Von dem Dome, schwer und bang, tönt die Glocke Grabgesang. Ernst begleiten ihre Trauerschläge einen Wandrer auf dem letzten Wege.
Ach! die Gattin ist's, die teure, ach! es ist die treue Mutter, die der schwarze Fürst der Schatten wegführt aus dem Arm des Gatten, aus der zarten Kinder Schar, die sie blühend ihm gebar, die sie an der treuen Brust wachsen sah mit Mutterlust. Ach, des Hauses zarte Bande sind gelöst auf immerdar; denn sie wohnt im Schattenlande, die des Hauses Mutter war; denn es fehlt ihr treues Walten, ihre Sorge wacht nicht mehr; an verwaister Stätte schalten wird die Fremde, liebeleer.
Bis die Glocke sich verkühlet, laßt die strenge Arbeit ruhn! Wie im Laub der Vogel spielet, mag sich jeder gütlich tun!

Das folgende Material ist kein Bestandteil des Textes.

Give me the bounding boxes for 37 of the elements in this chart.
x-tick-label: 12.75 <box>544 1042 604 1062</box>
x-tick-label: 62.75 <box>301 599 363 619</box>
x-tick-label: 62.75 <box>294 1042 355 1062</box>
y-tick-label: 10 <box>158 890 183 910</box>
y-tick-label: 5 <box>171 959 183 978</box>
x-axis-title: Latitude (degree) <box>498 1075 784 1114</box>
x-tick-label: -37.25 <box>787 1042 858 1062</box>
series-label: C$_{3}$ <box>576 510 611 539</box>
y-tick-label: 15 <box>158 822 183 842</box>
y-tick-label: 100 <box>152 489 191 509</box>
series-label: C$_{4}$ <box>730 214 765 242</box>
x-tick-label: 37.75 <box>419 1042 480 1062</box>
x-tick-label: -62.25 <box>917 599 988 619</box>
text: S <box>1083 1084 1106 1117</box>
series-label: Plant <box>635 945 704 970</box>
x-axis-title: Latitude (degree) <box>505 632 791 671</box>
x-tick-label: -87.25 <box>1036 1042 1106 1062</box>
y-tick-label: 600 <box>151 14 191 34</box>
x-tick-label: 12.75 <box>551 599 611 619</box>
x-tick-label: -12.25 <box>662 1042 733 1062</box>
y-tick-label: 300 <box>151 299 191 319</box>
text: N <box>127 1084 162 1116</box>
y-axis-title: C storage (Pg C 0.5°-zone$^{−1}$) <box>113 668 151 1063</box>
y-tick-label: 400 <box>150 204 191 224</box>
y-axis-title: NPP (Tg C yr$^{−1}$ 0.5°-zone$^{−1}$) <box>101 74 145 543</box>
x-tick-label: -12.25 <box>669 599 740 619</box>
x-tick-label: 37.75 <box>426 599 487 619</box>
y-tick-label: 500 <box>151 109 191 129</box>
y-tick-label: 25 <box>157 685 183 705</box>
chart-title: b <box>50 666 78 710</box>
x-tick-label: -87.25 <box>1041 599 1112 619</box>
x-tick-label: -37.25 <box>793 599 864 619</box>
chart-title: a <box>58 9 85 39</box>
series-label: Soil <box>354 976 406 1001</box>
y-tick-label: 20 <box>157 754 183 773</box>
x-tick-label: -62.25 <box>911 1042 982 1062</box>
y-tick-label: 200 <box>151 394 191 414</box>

Winkt der Sterne Licht, ledig aller Pflicht, hört der Bursch die Vesper schlagen; Meister muß sich immer plagen.
Munter fördert seine Schritte fern im wilden Forst der Wanderer nach der lieben Heimathütte. Blökend ziehen heim die Schafe, und der Rinder breitgestirnte, glatte Scharen kommen brüllend, die gewohnten Ställe füllend. Schwer herein schwankt der Wagen kornbeladen; bunt von Farben, auf den Garben liegt der Kranz, und das junge Volk der Schnitter fliegt im Tanz. Markt und Straße werden stiller; um des Lichts gesell'ge Flamme sammeln sich die Hausbewohner, und das Stadttor schließt sich knarrend. Schwarz bedecket sich die Erde; doch den sichern Bürger schrecket nicht die Nacht, die den Bösen gräßlich wecket; denn das Auge des Gesetzes wacht.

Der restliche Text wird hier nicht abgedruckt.